“We’ve been through business hell and back”: Mike Jones, PTM

Mike Jones, CEO, Platinum Group Metals

AS far as brutal self-assessments are concerned, Mike Jones’ acknowledgement of his company’s short-comings is as honest and as raw as they come.

Jones is CEO of Platinum Group Metals (PTM), a Toronto-listed firm that spent more than 15 years developing the Maseve platinum project before selling it last year for a knock down $70m to Royal Bafokeng Platinum (RBPlat), a transaction conducted amid significant business distress.

“We’re starting from scratch,” he said when asked how the investment community viewed PTM’s latest project, the Waterberg PGM project situated north of the northernmost part of the Bushveld Complex, home to vast swathes of the world’s platinum group metals.

Maseve didn’t work out. Between completing the feasibility on the project and production, the platinum price dropped to $900 per ounce from $1,500/oz. PTM wasn’t alone as most of South Africa’s platinum producers had the rug similarly pulled from under their feet. Anglo American Platinum (Amplats), for instance, shut or sold hundreds of thousands of ounces in PGM production over this period.

Unlike Amplats, however, PTM was a development company with no cash flow and $100m worth of debt. A flood of shares was issued to keep the liquidators at bay, and the share price was slaughtered. After having traded at a huge premium to other South African PGM stocks for years, it suffered a decline not well described in percentage terms: falling from $12/share in mid-2014 to 10 US cents today. Hence the emergency RBPlat deal.

“We’ve been through business hell and back,” said Jones, speaking to Miningmx on a chill July morning at the Hyatt Rosebank Hotel. “We fought like devils in Holy Water, but we can’t give up. You just can’t quit.” Now, however, with only $46m owing – to its main secured lender, Liberty Metals & Mining Holdings – the company is starting to gradually lift its head again.

According to Jones – a consummate marketer and pretty good dropper of quotable quotes – the Waterberg PGM project is a freak of geology. “It’s a rogue pulse of the Bushveld. It’s Bushveld, but it’s outside the geological block sitting somewhere between the South Africa and Zimbabwe craton. It’s where the Bushveld left South Africa”.

In practical terms, this means none of the normal economic assumptions applied to PGM development projects can be made about it. The gold by-products are high, the base metal by-products and constitution of the PGMs are such that smelting in a conventional plant will be seamless while delivering high palladium content.
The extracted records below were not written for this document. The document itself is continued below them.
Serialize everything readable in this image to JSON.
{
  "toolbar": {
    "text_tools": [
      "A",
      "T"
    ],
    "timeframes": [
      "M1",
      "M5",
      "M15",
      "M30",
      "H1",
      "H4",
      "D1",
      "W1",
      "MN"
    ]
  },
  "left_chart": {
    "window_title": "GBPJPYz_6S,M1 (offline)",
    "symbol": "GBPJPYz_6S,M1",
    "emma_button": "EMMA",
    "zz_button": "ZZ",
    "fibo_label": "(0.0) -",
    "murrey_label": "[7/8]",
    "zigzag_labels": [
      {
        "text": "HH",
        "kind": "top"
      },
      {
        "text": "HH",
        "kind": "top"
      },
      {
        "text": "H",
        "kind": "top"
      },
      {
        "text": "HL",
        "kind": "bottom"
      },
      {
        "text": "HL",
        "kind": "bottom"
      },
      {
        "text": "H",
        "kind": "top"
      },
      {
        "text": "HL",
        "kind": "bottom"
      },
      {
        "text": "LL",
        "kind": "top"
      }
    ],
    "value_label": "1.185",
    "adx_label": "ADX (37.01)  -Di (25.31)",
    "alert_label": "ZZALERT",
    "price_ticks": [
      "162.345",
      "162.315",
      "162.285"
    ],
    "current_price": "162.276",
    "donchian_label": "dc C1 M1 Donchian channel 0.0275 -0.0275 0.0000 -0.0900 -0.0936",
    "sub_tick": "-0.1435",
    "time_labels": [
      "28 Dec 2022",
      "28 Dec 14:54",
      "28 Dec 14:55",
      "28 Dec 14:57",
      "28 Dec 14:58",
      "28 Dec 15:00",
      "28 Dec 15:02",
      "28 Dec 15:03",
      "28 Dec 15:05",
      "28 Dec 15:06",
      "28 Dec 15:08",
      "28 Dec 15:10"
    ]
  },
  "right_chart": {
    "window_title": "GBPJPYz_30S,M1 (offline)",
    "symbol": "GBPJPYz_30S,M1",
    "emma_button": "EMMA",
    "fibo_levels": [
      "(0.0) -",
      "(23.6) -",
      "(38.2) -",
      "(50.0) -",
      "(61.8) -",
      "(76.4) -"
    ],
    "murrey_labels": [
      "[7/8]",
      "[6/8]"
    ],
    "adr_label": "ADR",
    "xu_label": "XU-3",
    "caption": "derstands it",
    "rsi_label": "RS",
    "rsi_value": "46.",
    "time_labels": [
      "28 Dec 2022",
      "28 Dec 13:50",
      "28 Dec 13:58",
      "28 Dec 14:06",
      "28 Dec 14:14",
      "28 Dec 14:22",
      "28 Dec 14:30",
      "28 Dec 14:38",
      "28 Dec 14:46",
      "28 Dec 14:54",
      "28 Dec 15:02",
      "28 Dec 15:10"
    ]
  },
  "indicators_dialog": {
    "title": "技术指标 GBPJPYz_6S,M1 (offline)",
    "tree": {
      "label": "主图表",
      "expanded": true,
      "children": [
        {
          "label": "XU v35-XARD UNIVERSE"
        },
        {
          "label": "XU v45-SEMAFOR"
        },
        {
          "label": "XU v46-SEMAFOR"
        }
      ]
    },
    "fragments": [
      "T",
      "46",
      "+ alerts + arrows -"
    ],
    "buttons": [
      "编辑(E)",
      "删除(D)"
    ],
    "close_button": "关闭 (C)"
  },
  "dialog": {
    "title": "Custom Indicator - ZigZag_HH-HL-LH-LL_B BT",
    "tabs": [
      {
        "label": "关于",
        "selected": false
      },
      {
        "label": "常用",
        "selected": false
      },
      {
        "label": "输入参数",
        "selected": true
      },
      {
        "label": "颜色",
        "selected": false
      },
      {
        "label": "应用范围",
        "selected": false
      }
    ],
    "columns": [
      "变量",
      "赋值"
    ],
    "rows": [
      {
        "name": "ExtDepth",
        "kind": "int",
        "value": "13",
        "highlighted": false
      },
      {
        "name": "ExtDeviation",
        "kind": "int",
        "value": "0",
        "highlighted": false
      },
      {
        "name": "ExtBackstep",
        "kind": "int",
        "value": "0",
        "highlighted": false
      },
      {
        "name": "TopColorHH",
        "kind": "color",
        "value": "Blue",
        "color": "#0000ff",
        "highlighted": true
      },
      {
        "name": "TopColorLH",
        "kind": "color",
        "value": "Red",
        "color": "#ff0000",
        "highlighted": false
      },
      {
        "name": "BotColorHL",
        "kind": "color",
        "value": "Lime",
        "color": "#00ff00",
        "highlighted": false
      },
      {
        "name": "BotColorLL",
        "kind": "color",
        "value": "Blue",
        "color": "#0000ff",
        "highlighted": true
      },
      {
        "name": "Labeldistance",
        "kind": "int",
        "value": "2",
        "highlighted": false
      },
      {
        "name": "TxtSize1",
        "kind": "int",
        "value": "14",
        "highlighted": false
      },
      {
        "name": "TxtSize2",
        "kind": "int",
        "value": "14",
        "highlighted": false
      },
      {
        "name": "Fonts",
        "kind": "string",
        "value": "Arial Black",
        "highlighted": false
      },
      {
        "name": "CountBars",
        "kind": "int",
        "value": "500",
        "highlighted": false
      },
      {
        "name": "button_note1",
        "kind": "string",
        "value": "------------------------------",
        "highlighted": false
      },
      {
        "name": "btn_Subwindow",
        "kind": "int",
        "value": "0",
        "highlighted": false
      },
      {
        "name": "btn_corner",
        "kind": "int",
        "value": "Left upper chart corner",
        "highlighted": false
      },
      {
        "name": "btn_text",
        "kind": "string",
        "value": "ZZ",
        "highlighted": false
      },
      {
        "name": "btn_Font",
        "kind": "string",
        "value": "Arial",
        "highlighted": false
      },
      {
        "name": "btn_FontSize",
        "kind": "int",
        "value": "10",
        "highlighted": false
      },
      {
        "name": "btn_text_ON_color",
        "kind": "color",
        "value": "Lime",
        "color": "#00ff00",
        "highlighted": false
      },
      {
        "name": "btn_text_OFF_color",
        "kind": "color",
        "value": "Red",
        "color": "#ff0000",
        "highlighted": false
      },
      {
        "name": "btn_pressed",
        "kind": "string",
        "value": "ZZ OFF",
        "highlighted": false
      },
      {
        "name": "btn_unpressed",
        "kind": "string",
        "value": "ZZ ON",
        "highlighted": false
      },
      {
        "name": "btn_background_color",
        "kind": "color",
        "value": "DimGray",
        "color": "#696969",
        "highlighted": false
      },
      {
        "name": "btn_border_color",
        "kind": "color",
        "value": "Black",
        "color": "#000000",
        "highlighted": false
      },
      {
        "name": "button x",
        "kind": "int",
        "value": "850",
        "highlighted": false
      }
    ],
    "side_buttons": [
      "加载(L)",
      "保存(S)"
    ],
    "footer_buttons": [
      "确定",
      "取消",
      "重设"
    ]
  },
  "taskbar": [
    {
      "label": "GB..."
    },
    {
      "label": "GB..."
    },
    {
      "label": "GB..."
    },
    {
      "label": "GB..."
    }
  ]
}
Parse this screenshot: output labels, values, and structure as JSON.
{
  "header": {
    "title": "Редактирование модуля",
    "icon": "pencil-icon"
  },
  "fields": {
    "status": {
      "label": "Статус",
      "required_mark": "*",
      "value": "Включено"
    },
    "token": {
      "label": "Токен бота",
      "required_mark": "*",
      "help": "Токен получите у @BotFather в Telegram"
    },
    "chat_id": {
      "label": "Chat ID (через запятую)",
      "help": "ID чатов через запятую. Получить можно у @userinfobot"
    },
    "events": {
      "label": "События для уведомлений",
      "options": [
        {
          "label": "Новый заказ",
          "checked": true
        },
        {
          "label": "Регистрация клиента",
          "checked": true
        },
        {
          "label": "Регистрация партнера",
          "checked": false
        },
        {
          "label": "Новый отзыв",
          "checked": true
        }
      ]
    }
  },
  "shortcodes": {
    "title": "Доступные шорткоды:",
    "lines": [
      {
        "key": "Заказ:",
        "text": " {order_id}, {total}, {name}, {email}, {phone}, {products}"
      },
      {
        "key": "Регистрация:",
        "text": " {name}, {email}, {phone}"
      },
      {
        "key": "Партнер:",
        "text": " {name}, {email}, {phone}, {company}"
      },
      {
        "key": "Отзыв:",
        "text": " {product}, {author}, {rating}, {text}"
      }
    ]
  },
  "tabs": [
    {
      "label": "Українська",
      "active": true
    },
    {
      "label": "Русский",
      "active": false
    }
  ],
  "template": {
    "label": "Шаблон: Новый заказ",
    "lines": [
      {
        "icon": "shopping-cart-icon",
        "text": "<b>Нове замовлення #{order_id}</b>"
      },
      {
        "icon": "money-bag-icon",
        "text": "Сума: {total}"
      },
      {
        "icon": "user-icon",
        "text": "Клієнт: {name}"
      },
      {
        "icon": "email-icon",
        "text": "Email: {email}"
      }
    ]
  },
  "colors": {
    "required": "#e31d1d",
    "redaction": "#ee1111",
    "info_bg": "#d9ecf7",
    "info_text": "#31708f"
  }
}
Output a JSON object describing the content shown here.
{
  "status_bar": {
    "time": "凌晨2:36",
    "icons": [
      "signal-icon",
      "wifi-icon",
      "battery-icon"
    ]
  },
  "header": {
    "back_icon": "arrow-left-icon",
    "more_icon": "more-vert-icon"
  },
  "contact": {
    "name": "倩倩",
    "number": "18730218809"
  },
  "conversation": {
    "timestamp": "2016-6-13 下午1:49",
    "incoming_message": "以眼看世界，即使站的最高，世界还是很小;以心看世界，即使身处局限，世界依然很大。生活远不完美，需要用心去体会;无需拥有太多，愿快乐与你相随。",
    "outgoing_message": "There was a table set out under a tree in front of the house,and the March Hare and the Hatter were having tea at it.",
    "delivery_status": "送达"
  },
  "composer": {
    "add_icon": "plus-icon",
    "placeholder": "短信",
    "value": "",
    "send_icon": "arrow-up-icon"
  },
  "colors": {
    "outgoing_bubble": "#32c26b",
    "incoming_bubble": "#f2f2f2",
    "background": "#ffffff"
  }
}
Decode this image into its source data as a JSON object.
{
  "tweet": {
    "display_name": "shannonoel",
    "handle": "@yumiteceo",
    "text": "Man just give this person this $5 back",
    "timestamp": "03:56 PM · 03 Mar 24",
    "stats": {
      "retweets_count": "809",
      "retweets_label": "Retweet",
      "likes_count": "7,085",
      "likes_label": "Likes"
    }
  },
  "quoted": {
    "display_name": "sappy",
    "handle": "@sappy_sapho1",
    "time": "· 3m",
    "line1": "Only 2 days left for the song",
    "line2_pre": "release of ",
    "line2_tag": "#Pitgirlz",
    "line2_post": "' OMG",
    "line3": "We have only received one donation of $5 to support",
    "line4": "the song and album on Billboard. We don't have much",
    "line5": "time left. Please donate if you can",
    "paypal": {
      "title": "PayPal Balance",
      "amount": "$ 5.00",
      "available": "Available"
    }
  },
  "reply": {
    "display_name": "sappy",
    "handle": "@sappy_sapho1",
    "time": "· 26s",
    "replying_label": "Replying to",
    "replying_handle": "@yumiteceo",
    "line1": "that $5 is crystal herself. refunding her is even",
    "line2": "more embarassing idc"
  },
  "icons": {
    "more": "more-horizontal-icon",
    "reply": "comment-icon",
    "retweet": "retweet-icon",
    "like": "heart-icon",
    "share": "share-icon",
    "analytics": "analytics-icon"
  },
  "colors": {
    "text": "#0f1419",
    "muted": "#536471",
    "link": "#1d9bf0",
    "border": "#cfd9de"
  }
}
In terms of project economics, Waterberg PGM project will yield 4E [element] ounce production per worker of 17.9 oz a month. This compares to 2.1 oz per worker per month at Impala Platinum’s (Implats’) Lease Area, a complex of shafts located near Rustenburg. It’s perhaps this kind of metric that convinced Implats CEO, Nico Muller, to take the plunge and last year invest in a 15% stake in Waterberg JV Resources for $30m.

As part of the transaction, Implats has also acquired an option for a $166m acquisition in which it will take a 50.02% control of the project. It also has first refusal for a concentrate offtake. According to the deal, Implats has until October 2019 to make its mind up. Muller may well look to exercise control as a radical restructuring of Implats’ Lease Area is in the offing which will seriously reduce the firm’s footprint.

Jones’ view is that having run with PGM projects for 18 years, supported by his long-standing business partner, Frank Hallam, there may be an appetite for simply cashing out. “I’m in no hurry to exit as the net present value of the company’s assets and the share price don’t correlate, but we’re open to any transaction,” he says.

“I don’t believe in preset decisions. I think this should be set by math. But shareholders have been through a rough ride and we think there’s a good opportunity for shareholders to be rewarded, and by more than the losses they suffered a Maseve,” he says.